The Art of Going Global by Olga E. Annushkina & Alberto Regazzo

The Art of Going Global by Olga E. Annushkina & Alberto Regazzo

Author:Olga E. Annushkina & Alberto Regazzo
Language: eng
Format: epub
ISBN: 9783030210441
Publisher: Springer International Publishing


5.3.2 Why Target Market Characteristics Matter in the Decision on an Entry Mode

The interdependence of foreign market selection and entry modes decisions is a perfect example of complex and dynamic strategic decision making. While the academic research has studied the two decisions indepth and separately, in the real world managers and entrepreneurs need to deal with the whole internationalization process in its entirety, and consider contemporarily foreign market characteristics, the number of markets addressed during each period of time, and the available and implementable entry modes.

The foreign market’s potential, level of risk, level of competition intensity and accessibility are the four main parameters influencing entry mode.

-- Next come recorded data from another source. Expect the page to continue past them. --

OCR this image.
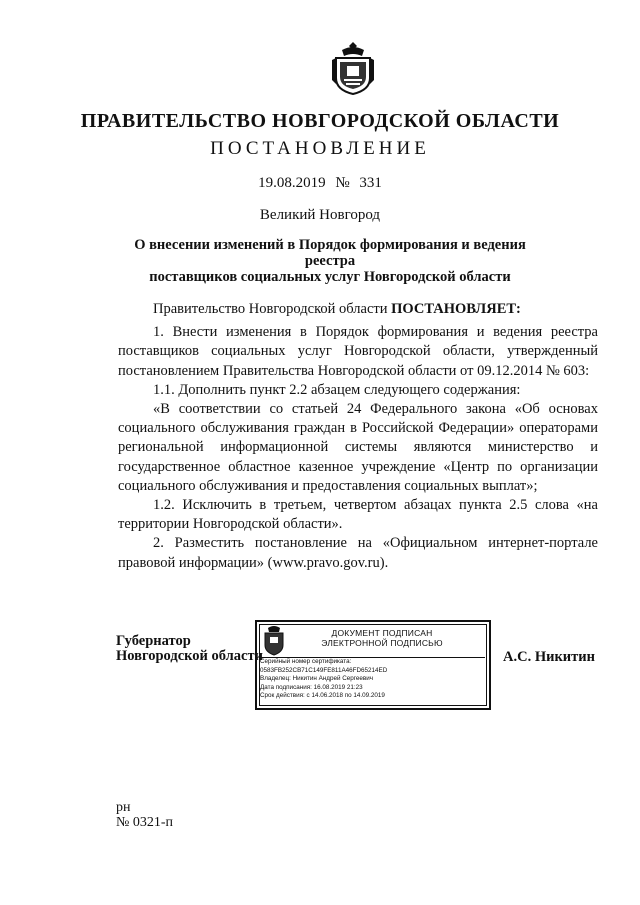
ПРАВИТЕЛЬСТВО НОВГОРОДСКОЙ ОБЛАСТИ
ПОСТАНОВЛЕНИЕ
19.08.2019 № 331
Великий Новгород
О внесении изменений в Порядок формирования и ведения реестра
поставщиков социальных услуг Новгородской области

Правительство Новгородской области ПОСТАНОВЛЯЕТ:

1. Внести изменения в Порядок формирования и ведения реестра поставщиков социальных услуг Новгородской области, утвержденный постановлением Правительства Новгородской области от 09.12.2014 № 603:

1.1. Дополнить пункт 2.2 абзацем следующего содержания:

«В соответствии со статьей 24 Федерального закона «Об основах социального обслуживания граждан в Российской Федерации» операторами региональной информационной системы являются министерство и государственное областное казенное учреждение «Центр по организации социального обслуживания и предоставления социальных выплат»;

1.2. Исключить в третьем, четвертом абзацах пункта 2.5 слова «на территории Новгородской области».

2. Разместить постановление на «Официальном интернет-портале правовой информации» (www.pravo.gov.ru).

Губернатор
Новгородской области
ДОКУМЕНТ ПОДПИСАН
ЭЛЕКТРОННОЙ ПОДПИСЬЮ
Серийный номер сертификата:
0583FB252CB71C149FE811A46FD65214ED
Владелец: Никитин Андрей Сергеевич
Дата подписания: 16.08.2019 21:23
Срок действия: с 14.06.2018 по 14.09.2019
А.С. Никитин
рн
№ 0321-п
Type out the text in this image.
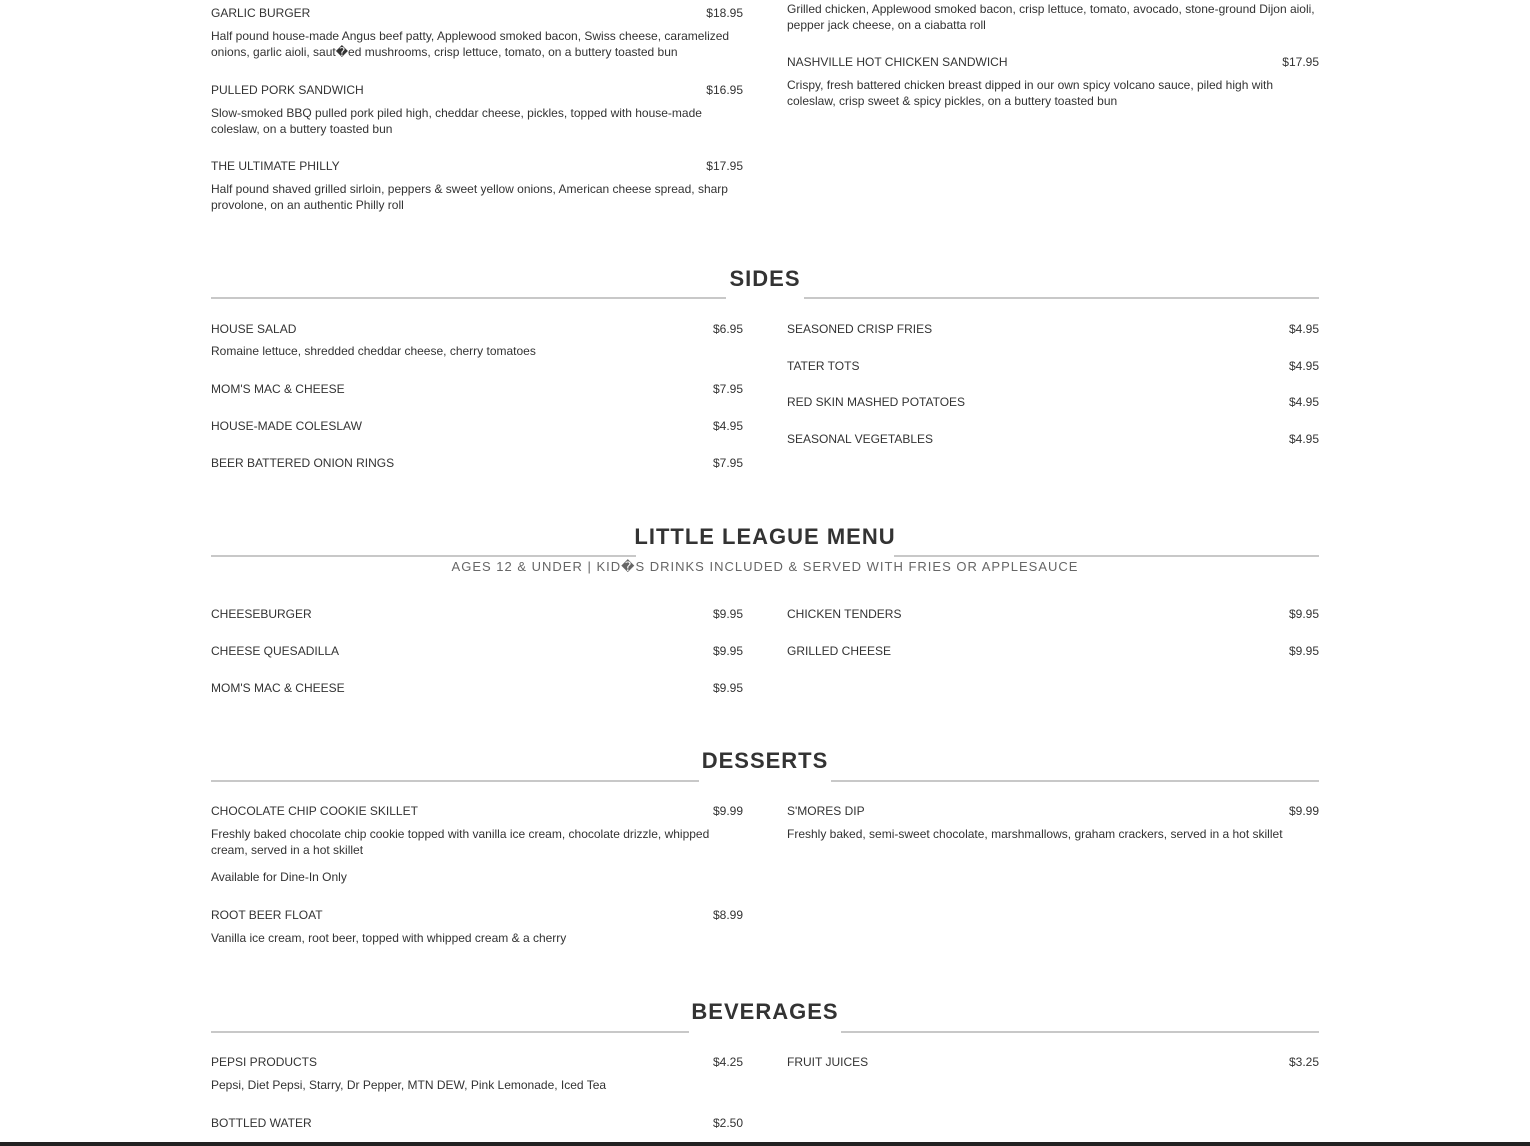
GARLIC BURGER	$18.95
Half pound house-made Angus beef patty, Applewood smoked bacon, Swiss cheese, caramelized onions, garlic aioli, saut�ed mushrooms, crisp lettuce, tomato, on a buttery toasted bun
PULLED PORK SANDWICH	$16.95
Slow-smoked BBQ pulled pork piled high, cheddar cheese, pickles, topped with house-made coleslaw, on a buttery toasted bun
THE ULTIMATE PHILLY	$17.95
Half pound shaved grilled sirloin, peppers & sweet yellow onions, American cheese spread, sharp provolone, on an authentic Philly roll
Grilled chicken, Applewood smoked bacon, crisp lettuce, tomato, avocado, stone-ground Dijon aioli, pepper jack cheese, on a ciabatta roll
NASHVILLE HOT CHICKEN SANDWICH	$17.95
Crispy, fresh battered chicken breast dipped in our own spicy volcano sauce, piled high with coleslaw, crisp sweet & spicy pickles, on a buttery toasted bun
SIDES
HOUSE SALAD	$6.95
Romaine lettuce, shredded cheddar cheese, cherry tomatoes
MOM'S MAC & CHEESE	$7.95
HOUSE-MADE COLESLAW	$4.95
BEER BATTERED ONION RINGS	$7.95
SEASONED CRISP FRIES	$4.95
TATER TOTS	$4.95
RED SKIN MASHED POTATOES	$4.95
SEASONAL VEGETABLES	$4.95
LITTLE LEAGUE MENU
AGES 12 & UNDER | KID�S DRINKS INCLUDED & SERVED WITH FRIES OR APPLESAUCE
CHEESEBURGER	$9.95
CHEESE QUESADILLA	$9.95
MOM'S MAC & CHEESE	$9.95
CHICKEN TENDERS	$9.95
GRILLED CHEESE	$9.95
DESSERTS
CHOCOLATE CHIP COOKIE SKILLET	$9.99
Freshly baked chocolate chip cookie topped with vanilla ice cream, chocolate drizzle, whipped cream, served in a hot skillet
Available for Dine-In Only
ROOT BEER FLOAT	$8.99
Vanilla ice cream, root beer, topped with whipped cream & a cherry
S'MORES DIP	$9.99
Freshly baked, semi-sweet chocolate, marshmallows, graham crackers, served in a hot skillet
BEVERAGES
PEPSI PRODUCTS	$4.25
Pepsi, Diet Pepsi, Starry, Dr Pepper, MTN DEW, Pink Lemonade, Iced Tea
BOTTLED WATER	$2.50
FRUIT JUICES	$3.25
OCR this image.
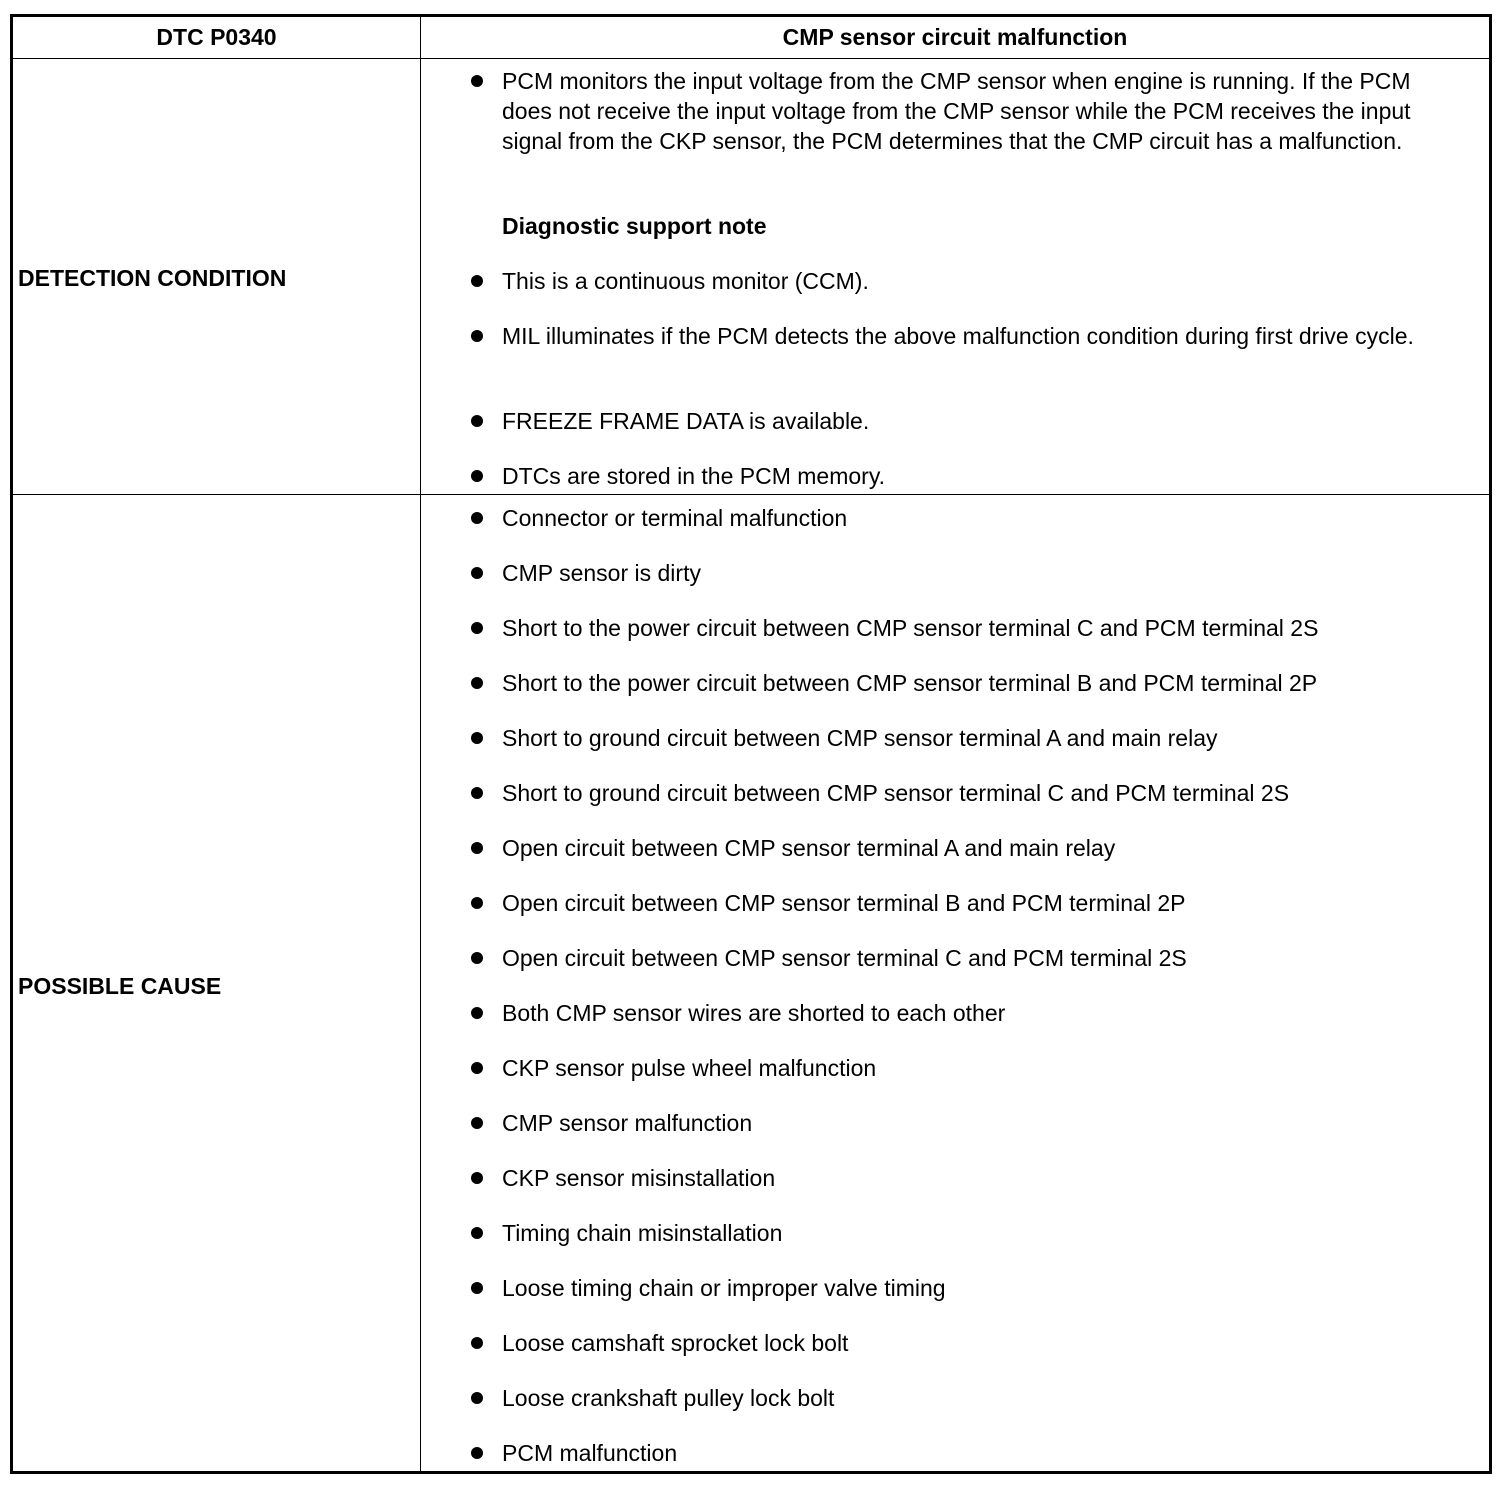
DTC P0340	CMP sensor circuit malfunction
DETECTION CONDITION
PCM monitors the input voltage from the CMP sensor when engine is running. If the PCM does not receive the input voltage from the CMP sensor while the PCM receives the input signal from the CKP sensor, the PCM determines that the CMP circuit has a malfunction.
Diagnostic support note
This is a continuous monitor (CCM).
MIL illuminates if the PCM detects the above malfunction condition during first drive cycle.
FREEZE FRAME DATA is available.
DTCs are stored in the PCM memory.
POSSIBLE CAUSE
Connector or terminal malfunction
CMP sensor is dirty
Short to the power circuit between CMP sensor terminal C and PCM terminal 2S
Short to the power circuit between CMP sensor terminal B and PCM terminal 2P
Short to ground circuit between CMP sensor terminal A and main relay
Short to ground circuit between CMP sensor terminal C and PCM terminal 2S
Open circuit between CMP sensor terminal A and main relay
Open circuit between CMP sensor terminal B and PCM terminal 2P
Open circuit between CMP sensor terminal C and PCM terminal 2S
Both CMP sensor wires are shorted to each other
CKP sensor pulse wheel malfunction
CMP sensor malfunction
CKP sensor misinstallation
Timing chain misinstallation
Loose timing chain or improper valve timing
Loose camshaft sprocket lock bolt
Loose crankshaft pulley lock bolt
PCM malfunction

Foreign market potential. Your choice of entry mode will be influenced by the average size of potential partners or targets for acquisitions, or joint venture partners operating in a foreign market (the so-called “digestibility” of the acquisition target), as well as the availability of foreign partners. An early study on entry mode decisions by US advertising agencies revealed that the early steps of internationalization were made via directly founded and owned subsidiaries. Later, when the global advertising industry became more developed, the US firms started acquiring existing local firms, sometimes with minority participation.

When considering the potential of a foreign market, you should also question how confident you are that there will be consumer demand in your target market. Research shows that firms with a high certainty of demand in a local market (for instance, firms that internationalize to follow their domestic clients in their respective international ventures) are more disposed to take risks and to implement entry modes that require a high level of resource and commitment. They are also more likely to proceed without the involvement of local partners.

Foreign market risk. The level of foreign market risk in your chosen country of entry can influence your entry mode selection. This refers to “noncompetitive” factors such as macroeconomic and political instability, lack of institutions (resulting in a firm’s inability to enforce contracts or to protect intellectual property), and cultural and multiethnic tensions that can negatively influence the stability of a business. For example, entry modes with a higher level of control and resource commitment expose investors to major country risks. Firms, unsurprisingly, tend to avoid making equity investments in directly owned subsidiaries in high-risk countries.

It only makes sense to enter a highly competitive market if there are other factors that mitigate this. These include market growth potential, possibility to access strategic assets (brands, distribution networks, knowledge, tangible assets or natural resources), and the foreign market’s accessibility in terms of trade barriers or FDI legislation.

The first two characteristics call for higher-control entry modes: research has shown that Chinese firms, for example, choose to enter foreign markets with a high level of competition via wholly owned subsidiaries. On the other hand, high competition intensity and volatility may decrease a market’s attractiveness and its potential profitability for your firm. Therefore, some firms decide to opt for non-equity, contract-based entry modes, with a lower commitment of resources and time.